Ob da nicht schön langsam auch der Spaß am Tennis verloren geht? "Spaß ist immer so eine Sache. Die Kitzbühel-Woche (Anm.: Final-Einzug) war zum Beispiel absolut sensationell. Auch das Match in Australien war ein geiler Fight vor einem sensationellen Publikum. Natürlich hat das Spaß gemacht. Aber die Ergebnisse müssen ganz klar besser werden. Es sind sonst zu viele Leerläufe dabei."

Zudem erschwere das schlechte Ranking das Leben auf der ATP-Tour. "Das Ranking-Ziel Top 50 habe ich auch deshalb, damit ich einfach mehr Planungssicherheit habe. Wenn ich so weit hinten stehe, ist es immer eine Zitterei, ob ich bei den Turnieren reinkomme oder nicht. Das ist alles mühsam. Deshalb will ich so schnell wie möglich weiter nach vorne. Denn irgendwann geht mir natürlich die Geduld aus."

"Es fehlen nur ein paar Prozente"

Den Grund für die fehlenden Erfolge sieht Thiem in einer Fülle an "Kleinigkeiten. Es gibt ein paar Teile in meinem Spiel, die einfach nicht zu 100 Prozent passen. Ich bin ein bisschen zu abhängig von meinem Aufschlag und fühle mich bei den Rallyes nicht mehr so wohl wie früher. Früher war es egal, gegen welchen Spieler ich gespielt habe – ich hatte immer das Gefühl, dass ich beim nächsten Ballwechsel als Sieger rausgehen werde. Es fehlen nur ein paar Prozente, aber genau um die geht es. Mit einem Schritt ins gewohnte Umfeld hoffe ich, dass ich die paar Prozente wieder kriege."

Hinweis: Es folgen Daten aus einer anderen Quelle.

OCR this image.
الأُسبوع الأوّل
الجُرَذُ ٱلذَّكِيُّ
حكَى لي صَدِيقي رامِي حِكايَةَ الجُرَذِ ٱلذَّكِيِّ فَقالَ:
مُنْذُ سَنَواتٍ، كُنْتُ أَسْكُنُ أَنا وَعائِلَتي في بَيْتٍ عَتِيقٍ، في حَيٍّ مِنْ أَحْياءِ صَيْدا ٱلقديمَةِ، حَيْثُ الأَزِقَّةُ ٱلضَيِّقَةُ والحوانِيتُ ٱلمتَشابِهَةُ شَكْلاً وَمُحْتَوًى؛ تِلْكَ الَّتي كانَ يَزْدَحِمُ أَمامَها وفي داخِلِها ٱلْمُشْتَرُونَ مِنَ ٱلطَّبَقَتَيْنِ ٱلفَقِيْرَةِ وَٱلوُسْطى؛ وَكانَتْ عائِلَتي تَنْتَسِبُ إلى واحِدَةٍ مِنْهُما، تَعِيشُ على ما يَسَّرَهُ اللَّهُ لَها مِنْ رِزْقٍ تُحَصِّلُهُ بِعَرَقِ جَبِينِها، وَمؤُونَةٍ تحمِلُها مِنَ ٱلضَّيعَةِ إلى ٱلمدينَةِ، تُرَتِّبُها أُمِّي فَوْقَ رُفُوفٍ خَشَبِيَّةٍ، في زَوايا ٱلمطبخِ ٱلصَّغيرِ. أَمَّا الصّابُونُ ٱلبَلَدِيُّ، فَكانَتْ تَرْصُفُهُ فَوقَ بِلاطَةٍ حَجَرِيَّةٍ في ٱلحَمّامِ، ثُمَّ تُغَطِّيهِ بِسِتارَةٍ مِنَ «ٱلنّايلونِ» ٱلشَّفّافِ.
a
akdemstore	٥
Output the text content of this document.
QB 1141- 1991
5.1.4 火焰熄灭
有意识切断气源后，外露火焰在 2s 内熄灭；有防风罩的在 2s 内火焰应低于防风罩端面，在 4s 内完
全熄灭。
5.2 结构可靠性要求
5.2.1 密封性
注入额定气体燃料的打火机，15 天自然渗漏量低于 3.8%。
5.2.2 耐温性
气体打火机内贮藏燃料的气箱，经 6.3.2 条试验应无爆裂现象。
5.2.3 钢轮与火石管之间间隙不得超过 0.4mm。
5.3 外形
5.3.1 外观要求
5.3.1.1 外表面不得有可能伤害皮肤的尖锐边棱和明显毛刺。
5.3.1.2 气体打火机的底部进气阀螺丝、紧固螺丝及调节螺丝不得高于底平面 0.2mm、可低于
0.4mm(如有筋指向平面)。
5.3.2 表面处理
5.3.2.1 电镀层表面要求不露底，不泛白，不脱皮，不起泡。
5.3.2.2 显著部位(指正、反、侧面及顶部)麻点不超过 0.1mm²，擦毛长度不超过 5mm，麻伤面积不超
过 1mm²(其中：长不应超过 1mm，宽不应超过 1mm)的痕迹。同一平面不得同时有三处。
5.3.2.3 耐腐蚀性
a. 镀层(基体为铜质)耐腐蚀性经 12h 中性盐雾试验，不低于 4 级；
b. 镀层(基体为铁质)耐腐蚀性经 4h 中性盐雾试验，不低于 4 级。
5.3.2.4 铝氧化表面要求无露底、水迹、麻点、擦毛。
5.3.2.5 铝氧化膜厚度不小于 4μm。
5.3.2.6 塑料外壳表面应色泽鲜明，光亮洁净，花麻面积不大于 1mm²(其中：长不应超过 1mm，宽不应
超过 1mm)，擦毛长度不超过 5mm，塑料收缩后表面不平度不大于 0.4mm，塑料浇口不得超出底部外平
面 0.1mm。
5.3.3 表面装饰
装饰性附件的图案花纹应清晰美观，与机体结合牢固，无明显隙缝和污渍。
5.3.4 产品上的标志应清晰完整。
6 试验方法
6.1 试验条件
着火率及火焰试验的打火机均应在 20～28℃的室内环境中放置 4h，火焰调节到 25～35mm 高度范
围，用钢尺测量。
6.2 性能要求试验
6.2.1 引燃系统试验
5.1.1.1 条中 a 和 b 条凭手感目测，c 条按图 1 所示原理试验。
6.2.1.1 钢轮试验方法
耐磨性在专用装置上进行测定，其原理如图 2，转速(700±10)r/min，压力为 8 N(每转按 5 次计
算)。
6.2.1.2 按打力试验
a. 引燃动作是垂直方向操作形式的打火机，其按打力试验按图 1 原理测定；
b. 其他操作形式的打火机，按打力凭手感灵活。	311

In erster Linie gehe es um das Spielerische, körperlich sei alles bestens. Das habe ihm auch die Fünf-Satz-Partie gegen Auger-Aliassime in Melbourne bestätigt. "Ich fühle mich genauso fit wie vor fünf Jahren. Auch die Werte passen. Ich habe in Australien auch fünf Stunden gespielt und mich dabei gut gefühlt.“

Er müsse aber einfach wieder diese gewisse "Selbstverständlichkeit" in sein Spiel zurückbekommen und sich "in den Rallyes wohlfühlen". Dafür benötige es freilich auch ein paar Siege. Kitzbühel sei im vergangenen Jahr schon "gut“ gewesen.

"Da ist auch danach einiges an Selbstverständlichkeit zurückgekommen. Auch in Amerika habe ich danach echt gut gespielt und ich war auch zufrieden mit meinem Spiel. Dann ist leider die Magengeschichte gekommen. Solche Wochen brauch ich", so Thiem, der aber auch die Siege in Kitzbühel in Relation setzen will.

"Ich hab dort zwar das Finale erreicht, trotzdem will ich besser spielen als in Kitzbühel, wo ich mich nur mit einem Fight über die ersten Runden drübergerettet habe. Sonst werde ich nachhaltig keinen Erfolg haben."

Nicht für Geld und Ruhm

Und darum gehe es in Thiem in erster Linie: "Ich will wieder so Tennis spielen, wie ich es kann. Das Maximum ausschöpfen." Wegen dem Geld betreibe Thiem, der in seiner Karriere alleine an Preisgeld über 30 Millionen Dollar erspielt hat, den aktuellen Aufwand mit Sicherheit nicht. "Das habe ich noch nie gemacht. Geld bedeutet mir nicht sehr viel und ist mir ziemlich egal."

Beweisen müsse sich Thiem ebenfalls nichts mehr. "Das Gefühl, nicht fertig zu sein, ist seit meinem US-Open-Titel weg. Wenn es morgen vorbei wäre, hätte ich dieses Gefühl nicht."

Sein einziges Ziel: "Ich will einfach noch einmal Matches haben, in denen ich richtig gutes Tennis spiele." Ein Wunsch, den ganz Tennis-Österreich mit ihm teilt.